The Brazilian end-to-end property transaction company AoCubo has announced a fresh seed funding round. The company, whose business model is sometimes described as an iBrokerage, received backing in its latest round from existing investors Simon Baker, Brian Requarth and Shaun Di Gregorio.
Also joining in the round were South Ameican portal company and recently announced partner InfoCasas along with VC firms Ipanema Ventures and Net Ventures (whose founder, Ben Neve, also founded Southeast Asian property portal Dot Property).

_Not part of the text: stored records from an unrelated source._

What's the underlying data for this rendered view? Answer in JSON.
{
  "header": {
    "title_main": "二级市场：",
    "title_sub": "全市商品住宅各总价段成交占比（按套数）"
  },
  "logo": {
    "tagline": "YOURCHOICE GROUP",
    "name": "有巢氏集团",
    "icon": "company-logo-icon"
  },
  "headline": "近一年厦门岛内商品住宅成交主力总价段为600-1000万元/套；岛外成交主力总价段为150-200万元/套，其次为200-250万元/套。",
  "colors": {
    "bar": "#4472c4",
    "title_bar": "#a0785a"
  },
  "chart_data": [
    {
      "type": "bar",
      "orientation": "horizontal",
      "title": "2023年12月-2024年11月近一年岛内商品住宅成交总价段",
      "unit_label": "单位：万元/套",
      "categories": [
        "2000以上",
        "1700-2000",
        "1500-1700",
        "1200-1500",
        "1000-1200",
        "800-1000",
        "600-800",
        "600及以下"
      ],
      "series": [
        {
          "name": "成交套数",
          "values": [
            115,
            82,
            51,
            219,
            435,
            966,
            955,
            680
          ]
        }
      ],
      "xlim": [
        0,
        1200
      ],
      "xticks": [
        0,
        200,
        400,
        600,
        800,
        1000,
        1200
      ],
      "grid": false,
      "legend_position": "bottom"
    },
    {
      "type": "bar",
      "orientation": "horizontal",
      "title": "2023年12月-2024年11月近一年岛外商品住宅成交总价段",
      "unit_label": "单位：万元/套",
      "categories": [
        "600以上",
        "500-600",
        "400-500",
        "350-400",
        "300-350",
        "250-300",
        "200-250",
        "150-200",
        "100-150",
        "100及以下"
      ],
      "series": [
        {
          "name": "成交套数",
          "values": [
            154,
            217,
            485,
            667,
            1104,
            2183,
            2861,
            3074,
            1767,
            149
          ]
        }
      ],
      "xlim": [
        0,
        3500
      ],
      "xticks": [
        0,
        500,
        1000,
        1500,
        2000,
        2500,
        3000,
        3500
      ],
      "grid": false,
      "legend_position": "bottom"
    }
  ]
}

The Sao Paulo based firm has also announced that it has secured the services of Fernanda Sujto who will take over as AoCubo's new COO. Sujto joins AoCubo from fellow Brazilian proptech transaction company and recently-minted unicorn' Loft where she was Head of Business Channels. Commenting on her new role, Sujto said:
"It is an honor to join AoCubo, a company that carries appreciation for its customers and partners - real estate agents and developers - in the DNA. As a leading woman, I am confident that we will be able to disrupt the market in a different way, leveraged by a unique and diverse corporate culture and cutting edge tech products."
Speaking about both his company's new hire and its funding round, AoCubo CEO Ronnie Sang told Online Marketplaces:
"I am thrilled to have such great investors like Simon Baker, Shaun Di Gregorio and InfoCasas doubling down on our company. Also great to have Net Ventures on bord as well! Having all these names is definitely a great stamp of approval to have and it illustrates that we are on the right track. Also, very happy to have Fernanda on the team. She has a lot of experience and I am sure she will help us execute with excellence our plans for 2021."
With fresh capital, an experienced COO and a host of experienced advisors, AoCubo is expecting to grow fast in the Brazilain new development market in which it operates which is expected to pick up substantially in the coming months as developers work through their pandemic backlog of projects and interest rates stay low.